Though I certainly don’t mean to discount the risk, the slower speed streets in midtown are probably not the big problem, where most crashes occur at lower speeds and result in injuries rather than fatalities. But for these people to get home, they are driving on the freeways and arterials, and that is where the fatalities occur. In my weekly news summary, I only keep track of pedestrian and bicyclist-involved crashes, but if I kept track of alcohol-caused or exacerbated crashes, the posts would be at least three times as long.

So why are these people coming to midtown to get drunk? Well, the places to get drunk in the suburbs are few and not very interesting. The cool places are in midtown. I don’t just say that because I live here, but because these people are voting their preferences by coming to midtown, and driving, at considerable risk to themselves and others.

So, the article. It suggests that we could largely eliminate drunk driving by providing public transportation alternatives. To some degree, we have alternatives. There are two issues, though: public transportation is not considered cool by the suburban population, or even in Sacramento in general. This is not true in some other places, where it is cool. The second problem is the “last mile,” getting from the light rail station or bus stop to home. The transit network is not dense enough in the suburbs to get people most of the way home. In fact, in the suburbs of the Sacramento region, it is not usually the “last mile” but “the last five miles.”
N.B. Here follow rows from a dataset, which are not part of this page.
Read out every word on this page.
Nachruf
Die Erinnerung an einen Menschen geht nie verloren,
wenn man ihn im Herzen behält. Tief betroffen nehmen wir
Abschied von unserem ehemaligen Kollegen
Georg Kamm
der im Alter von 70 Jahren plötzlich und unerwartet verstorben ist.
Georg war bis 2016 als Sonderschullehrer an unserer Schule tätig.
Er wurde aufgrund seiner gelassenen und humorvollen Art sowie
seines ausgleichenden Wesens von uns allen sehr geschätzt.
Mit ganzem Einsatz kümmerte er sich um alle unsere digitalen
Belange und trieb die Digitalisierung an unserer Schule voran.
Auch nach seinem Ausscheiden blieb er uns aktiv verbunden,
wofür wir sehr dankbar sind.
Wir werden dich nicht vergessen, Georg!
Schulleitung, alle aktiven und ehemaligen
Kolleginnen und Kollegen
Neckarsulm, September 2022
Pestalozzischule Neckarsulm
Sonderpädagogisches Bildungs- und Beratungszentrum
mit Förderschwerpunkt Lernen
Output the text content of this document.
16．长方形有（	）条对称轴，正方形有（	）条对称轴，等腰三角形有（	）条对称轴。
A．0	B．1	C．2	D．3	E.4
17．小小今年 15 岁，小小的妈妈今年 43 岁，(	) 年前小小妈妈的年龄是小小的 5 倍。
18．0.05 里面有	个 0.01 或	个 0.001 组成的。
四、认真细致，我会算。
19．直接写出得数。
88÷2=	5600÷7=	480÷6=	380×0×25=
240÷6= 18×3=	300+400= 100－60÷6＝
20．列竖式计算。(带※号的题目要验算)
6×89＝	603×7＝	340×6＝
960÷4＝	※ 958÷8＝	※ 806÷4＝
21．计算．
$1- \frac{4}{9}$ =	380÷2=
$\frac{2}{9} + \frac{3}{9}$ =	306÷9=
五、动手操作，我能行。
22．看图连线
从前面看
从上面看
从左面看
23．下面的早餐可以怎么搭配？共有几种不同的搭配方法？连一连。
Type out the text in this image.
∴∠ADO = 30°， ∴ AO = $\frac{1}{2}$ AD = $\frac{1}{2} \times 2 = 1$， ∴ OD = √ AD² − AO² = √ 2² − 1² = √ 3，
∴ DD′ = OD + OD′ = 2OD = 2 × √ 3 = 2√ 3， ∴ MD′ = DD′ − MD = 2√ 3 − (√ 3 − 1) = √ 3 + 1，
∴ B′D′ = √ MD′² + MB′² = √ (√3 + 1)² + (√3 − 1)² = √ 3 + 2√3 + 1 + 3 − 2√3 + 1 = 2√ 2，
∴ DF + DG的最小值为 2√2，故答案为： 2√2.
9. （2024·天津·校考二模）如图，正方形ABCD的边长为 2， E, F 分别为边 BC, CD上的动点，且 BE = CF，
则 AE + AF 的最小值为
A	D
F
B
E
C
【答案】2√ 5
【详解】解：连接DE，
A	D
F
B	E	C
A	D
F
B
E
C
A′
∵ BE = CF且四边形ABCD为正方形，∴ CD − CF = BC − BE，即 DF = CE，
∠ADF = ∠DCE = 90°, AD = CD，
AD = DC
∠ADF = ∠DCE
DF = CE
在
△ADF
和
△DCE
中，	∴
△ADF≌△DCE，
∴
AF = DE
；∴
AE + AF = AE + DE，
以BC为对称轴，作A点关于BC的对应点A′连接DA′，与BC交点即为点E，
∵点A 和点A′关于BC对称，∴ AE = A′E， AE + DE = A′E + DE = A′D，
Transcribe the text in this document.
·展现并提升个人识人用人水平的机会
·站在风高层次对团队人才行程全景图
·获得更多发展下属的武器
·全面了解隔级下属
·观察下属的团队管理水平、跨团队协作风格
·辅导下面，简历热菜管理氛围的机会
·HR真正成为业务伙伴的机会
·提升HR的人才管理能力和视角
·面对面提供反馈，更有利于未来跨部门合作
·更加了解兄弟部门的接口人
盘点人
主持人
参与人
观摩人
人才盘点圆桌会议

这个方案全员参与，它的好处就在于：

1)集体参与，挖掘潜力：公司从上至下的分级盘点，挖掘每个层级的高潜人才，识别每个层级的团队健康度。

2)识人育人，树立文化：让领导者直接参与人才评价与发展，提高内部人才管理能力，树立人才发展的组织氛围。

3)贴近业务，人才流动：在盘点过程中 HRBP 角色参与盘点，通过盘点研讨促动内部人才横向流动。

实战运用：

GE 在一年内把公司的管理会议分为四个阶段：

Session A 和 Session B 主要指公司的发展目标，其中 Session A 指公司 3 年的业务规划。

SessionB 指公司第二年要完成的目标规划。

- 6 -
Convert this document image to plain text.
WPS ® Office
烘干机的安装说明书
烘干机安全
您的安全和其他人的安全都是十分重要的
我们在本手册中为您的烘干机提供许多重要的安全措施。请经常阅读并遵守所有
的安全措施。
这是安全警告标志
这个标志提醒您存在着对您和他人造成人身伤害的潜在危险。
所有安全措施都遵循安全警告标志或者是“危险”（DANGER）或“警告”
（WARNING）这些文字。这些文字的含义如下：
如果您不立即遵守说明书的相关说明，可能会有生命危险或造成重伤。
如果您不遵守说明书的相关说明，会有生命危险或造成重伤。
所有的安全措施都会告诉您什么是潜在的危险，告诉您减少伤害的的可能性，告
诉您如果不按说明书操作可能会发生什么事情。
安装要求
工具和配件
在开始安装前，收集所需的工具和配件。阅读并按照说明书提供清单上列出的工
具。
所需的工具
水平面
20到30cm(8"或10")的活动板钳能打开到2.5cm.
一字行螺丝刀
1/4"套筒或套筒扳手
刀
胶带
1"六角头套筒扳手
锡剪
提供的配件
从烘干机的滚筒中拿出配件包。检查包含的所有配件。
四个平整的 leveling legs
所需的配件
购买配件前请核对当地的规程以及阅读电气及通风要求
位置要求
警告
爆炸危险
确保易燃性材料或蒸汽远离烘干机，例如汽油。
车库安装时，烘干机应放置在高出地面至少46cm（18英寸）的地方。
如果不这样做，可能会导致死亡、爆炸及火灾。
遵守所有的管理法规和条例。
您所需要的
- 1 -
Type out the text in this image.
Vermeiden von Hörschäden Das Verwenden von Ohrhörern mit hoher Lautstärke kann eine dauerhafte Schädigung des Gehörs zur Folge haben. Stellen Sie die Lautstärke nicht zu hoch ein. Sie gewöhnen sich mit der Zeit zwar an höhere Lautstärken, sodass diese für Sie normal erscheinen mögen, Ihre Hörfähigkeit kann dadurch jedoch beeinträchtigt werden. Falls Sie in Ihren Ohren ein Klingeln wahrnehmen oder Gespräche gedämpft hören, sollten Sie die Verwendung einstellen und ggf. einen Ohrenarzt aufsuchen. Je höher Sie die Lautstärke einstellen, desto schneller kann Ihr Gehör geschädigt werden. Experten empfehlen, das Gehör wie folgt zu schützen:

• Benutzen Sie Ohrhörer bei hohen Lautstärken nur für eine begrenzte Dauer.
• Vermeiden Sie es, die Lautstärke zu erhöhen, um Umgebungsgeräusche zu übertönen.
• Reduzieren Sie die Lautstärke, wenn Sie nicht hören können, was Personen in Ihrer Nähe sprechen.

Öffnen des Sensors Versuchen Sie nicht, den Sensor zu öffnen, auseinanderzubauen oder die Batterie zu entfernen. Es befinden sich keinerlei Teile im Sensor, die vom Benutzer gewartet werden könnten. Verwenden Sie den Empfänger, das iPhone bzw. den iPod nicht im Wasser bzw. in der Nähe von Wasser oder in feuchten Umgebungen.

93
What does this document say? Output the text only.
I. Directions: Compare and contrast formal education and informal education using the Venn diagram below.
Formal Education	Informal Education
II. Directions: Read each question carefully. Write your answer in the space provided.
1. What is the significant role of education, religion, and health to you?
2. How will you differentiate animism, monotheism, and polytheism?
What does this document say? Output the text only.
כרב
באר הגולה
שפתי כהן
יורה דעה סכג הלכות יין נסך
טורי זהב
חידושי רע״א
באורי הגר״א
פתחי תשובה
When drunk drivers (and here I’m not just thinking of the legal definition, but of a person who has had enough to drink that they shouldn’t be operating a motor vehicle) are stopped in midtown, some get warnings, some get citations. But none of them gets told to use public transportation instead of driving.

So here is an idea. If a person gets stopped but is not enough over the limit to get a ticket, they would receive a one-month suspension of drivers license and a free one-month pass on SacRT. Yes, this would cost some money, but if it converts drunk drivers to public transportation riders, the investment is worthwhile. This relatively mild consequence, one month of a changed life, would I think also encourage law enforcement to confront more drivers. Only a tiny fraction of the Friday and Saturday night drunks get stopped. When if we stopped them all, and got them onto public transit, or at least into Lyft, Uber, and taxis?

In the long run, some of these people who are stopped, suspended, and moved to public transit would start to realize that living in the suburbs when most of the interesting night life is in midtown, is a pretty crazy idea that can be solved not only by using public transit, but by moving to midtown and walking home from the bar. Nah, these are not my favorite people, but they’d be much closer to acceptable if they were simply drunk instead of drunk drivers.